Yargıtay Cumhuriyet başsavcısı Abdurrahman Yalçınkaya'nın Anayasa mahkemesine AKP'nin kapatılması için dava açması bir anda Türkiye gündemi değiştirdi. Bu beklenmeyen ani gelişmenin nelere gebe olduğunu önümüzdeki günlerde hep birlikte göreceğiz.
Ama isterseniz öncelikle bu gelişme öncesi Türkiye gündemi neydi? Önce bu gündeme bir bakalım.
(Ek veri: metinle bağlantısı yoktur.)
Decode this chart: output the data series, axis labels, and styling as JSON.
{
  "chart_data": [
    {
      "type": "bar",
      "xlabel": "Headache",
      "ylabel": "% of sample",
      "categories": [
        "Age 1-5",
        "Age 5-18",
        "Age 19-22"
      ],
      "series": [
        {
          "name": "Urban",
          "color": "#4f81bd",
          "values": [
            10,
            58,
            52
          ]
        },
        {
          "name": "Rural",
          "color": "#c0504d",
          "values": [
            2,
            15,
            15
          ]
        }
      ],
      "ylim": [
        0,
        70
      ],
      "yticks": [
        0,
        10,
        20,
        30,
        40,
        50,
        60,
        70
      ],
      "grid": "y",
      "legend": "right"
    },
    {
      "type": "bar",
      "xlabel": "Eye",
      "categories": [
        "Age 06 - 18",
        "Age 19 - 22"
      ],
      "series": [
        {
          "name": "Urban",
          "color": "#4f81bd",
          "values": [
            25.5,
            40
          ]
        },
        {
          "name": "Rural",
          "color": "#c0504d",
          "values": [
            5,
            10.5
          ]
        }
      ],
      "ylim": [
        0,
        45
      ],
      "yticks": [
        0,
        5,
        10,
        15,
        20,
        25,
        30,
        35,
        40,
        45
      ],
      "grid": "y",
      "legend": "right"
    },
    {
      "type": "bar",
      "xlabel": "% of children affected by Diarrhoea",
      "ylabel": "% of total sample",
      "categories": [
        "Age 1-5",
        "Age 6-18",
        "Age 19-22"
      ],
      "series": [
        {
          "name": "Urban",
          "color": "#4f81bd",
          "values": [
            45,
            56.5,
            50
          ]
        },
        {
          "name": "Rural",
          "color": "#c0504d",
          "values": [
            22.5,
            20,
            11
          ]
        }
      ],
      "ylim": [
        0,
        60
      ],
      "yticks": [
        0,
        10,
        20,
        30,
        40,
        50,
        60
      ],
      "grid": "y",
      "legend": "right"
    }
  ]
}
Bakalım ki bu davanın altında neler yatıyor olabilir onu irdeleyelim.
Ulusalcılardan oluşan ve ucu yine Cumhuriyet bekçilerine uzanan ve büyük bir başarıyla cökertilen Ergenekon çetesi ise işin cabasıydı. Bu çete devletin her kademesine girmiş, basında kendisine büyük destek sağlamış ve hatta askeri bağlantıları, kullandıları yöntemler v.s ile herkesi saşırtmış ve darbe ortamı oluşturmaya çalıştıkları belirlenmişti.
Gündemimizin bir diğer maddesi sosyal güvenlik yasa tasarısıydı. Hükümet tarafından hazırlanan tasarı bir çok kesimin tepkisini almış buna karşın savunucularıda azımsanamayacak kadar çoktu. Tam yeni tasarının ne getirip ne götüreceğini tartışırken, saolsun savcı bey tartışmayı kursağımızda bırakıverdi.
Diğer önemli bir gündemimiz ise tabiki sıcaklığı biraz geçsede anayasada yapılan türban değisikliğiydi. Ama danıştayın verdiği kararla bu sıcaklığı yeniden hissetmeye başlamıştık ki AKP'nin kapatılması davasıyla sarsıldık. Bilindiği üzere türbanın (bana göre başörtüsü) üniversitelerde serbest bırakılması için AKP ve MHP anayasada değişiklik yapılması icin uzlaşmış ve değişiklik mecliste 411 oy gibi rekor bir sayıyla kabul edilmiş ancak buna karşın bazı kendini bilmez rektörler yine özgürlüğün karşısında durmuş, uygulamada problemler olmuş ve kendilerini Cumhuriyetin, demokrasinin, hukukun, laikliğin ve özgürlüklerin savunucusu gören Cumhuriyet bekçisi kesim Türkiye elden gidiyor çığlıkları atmaya başlamışlardı ki, Danıştayın verdiği karar onlara mendil oldu, gözyaşlarını silmeye başladılar. Birde Üzerine Yargıtay Cumhuriyet başsavcısının AKP'yi kapatma başvurusu bu kesimlere sıcak su oldu, yüz kremi oldu; gözyaşlarından yıpranan suratlarını dinlendirmek için ama sadece dinlendirmek için...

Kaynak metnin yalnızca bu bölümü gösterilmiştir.